Gagging in this case might cause your cat to quickly regurgitate or vomit the food they just ate. The kibble is often still intact, since they didn’t chew the food before swallowing.
If your cat is gagging from eating too fast, consider using a slow feeder or an interactive feeder. These special bowls help to slow eating by providing an obstacle within the bowl or a component to open for the food to be ingested. You can also try adding some warm water to the food to make it softer and more digestible. If it’s a competition between cats, consider feeding the cats in separate areas so no one feels rushed.
Ingesting a Toxin
Because domestic cats are small and low to the ground, they often investigate anything they find. Household cleaners and certain houseplants will immediately irritate the mouth and throat and cause a cat to gag. Gagging in cats due to ingesting a toxin is usually just the tip of the iceberg.

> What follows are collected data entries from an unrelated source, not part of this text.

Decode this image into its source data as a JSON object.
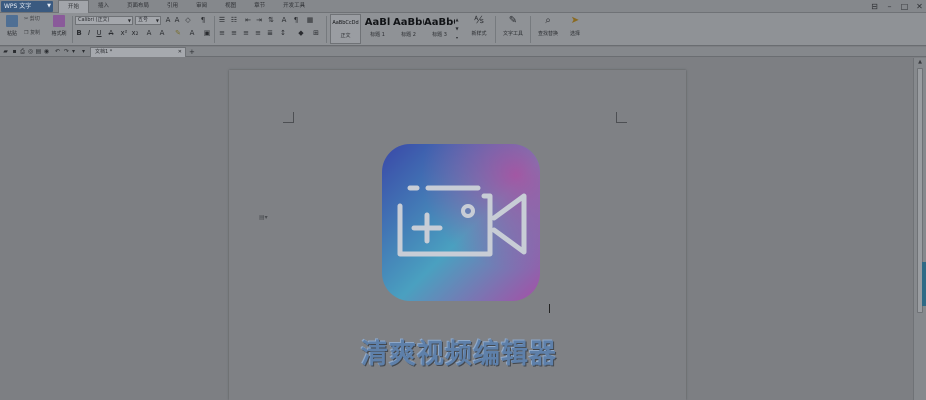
{
  "app": {
    "name": "WPS 文字"
  },
  "menu": {
    "tabs": [
      "开始",
      "插入",
      "页面布局",
      "引用",
      "审阅",
      "视图",
      "章节",
      "开发工具"
    ],
    "active": 0
  },
  "ribbon": {
    "paste": "粘贴",
    "cut": "剪切",
    "copy": "复制",
    "format_painter": "格式刷",
    "font_name": "Calibri (正文)",
    "font_size": "五号",
    "styles": [
      {
        "preview": "AaBbCcDd",
        "label": "正文"
      },
      {
        "preview": "AaBl",
        "label": "标题 1"
      },
      {
        "preview": "AaBb(",
        "label": "标题 2"
      },
      {
        "preview": "AaBbC",
        "label": "标题 3"
      }
    ],
    "new_style": "新样式",
    "text_tools": "文字工具",
    "find_replace": "查找替换",
    "select": "选择"
  },
  "document": {
    "tab_title": "文档1 *",
    "heading": "清爽视频编辑器"
  },
  "colors": {
    "logo_start": "#3a48a8",
    "logo_mid": "#4aa0c0",
    "logo_end": "#a54fa6",
    "heading": "#5e80aa"
  }
}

Gagging is often followed by vomiting and other serious consequences such as trouble breathing, seizures, or kidney failure. If you suspect your cat ate something toxic, contact the Pet Poison Helpline to determine if they need immediate veterinarian care.
Swallowing a Foreign Object
Cats are curious creatures and will often chew and ingest something they shouldn’t eat. One of the most common items cats will ingest is string. Gagging will then be caused by a piece of material becoming stuck in the belly, causing irritation. It can also be from the string wrapping around the base of the tongue, with the remainder of the string down the esophagus and into the stomach. This will often cause constant gagging and attempts to vomit the foreign material out.
Never try to remove string from a cat's mouth, as this could cause serious damage. Instead, take them to the vet immediately. While some foreign materials might pass through their system and come out in their stool, most materials will cause extreme sickness that may start with gagging.
If you suspect your cat ate something they shouldn’t have, contact your veterinarian. The vet will likely take an X-ray to determine the extent of the ingestion and assess for any blockage or obstruction.
Coughing is a reflex to expel something from the lungs or respiratory tract. Coughing in cats is often confused with gagging, but gagging comes from higher up in the throat (larynx).
At times, fluid from the lungs, such as with pneumonia or pleural effusion, travels up to the throat during coughing and causes your cat to gag. Coughing in cats can be a sign of asthma, heartworm disease, heart failure, viral or bacterial infections, inhaled foreign objects, cancer, or a toxic ingestion. If your cat has a persistent, severe, or productive cough, they should be examined by their vet as soon as possible.
Cats can develop heart disease at any age. In kittens, it is often from a congenital (present at birth) condition or birth defect. Some cats have no signs of heart disease, while others may have a heart murmur and some can be very ill. In cats that are ill from heart disease, they often have fluid in or around the lungs, which causes coughing and gagging.
Lethargy, collapsing, or breathing fast or with an open mouth are also signs of heart disease in cats. Depending on the underlying cause of your cat's heart disease, the condition might be managed with medications and a special diet.
What To Do If Your Cat Is Gagging
Some instances of cat gagging are not serious, while others require a trip to the vet. If you are unsure, contact your veterinarian for guidance.
If your cat is eating too fast or has occasional hairballs, there are some remedies you can try at home to help them. But if your cat is gagging along with vomiting or coughing; may have eaten a foreign object or been exposed to a toxin; or seems nauseated, they should be examined by their veterinarian immediately.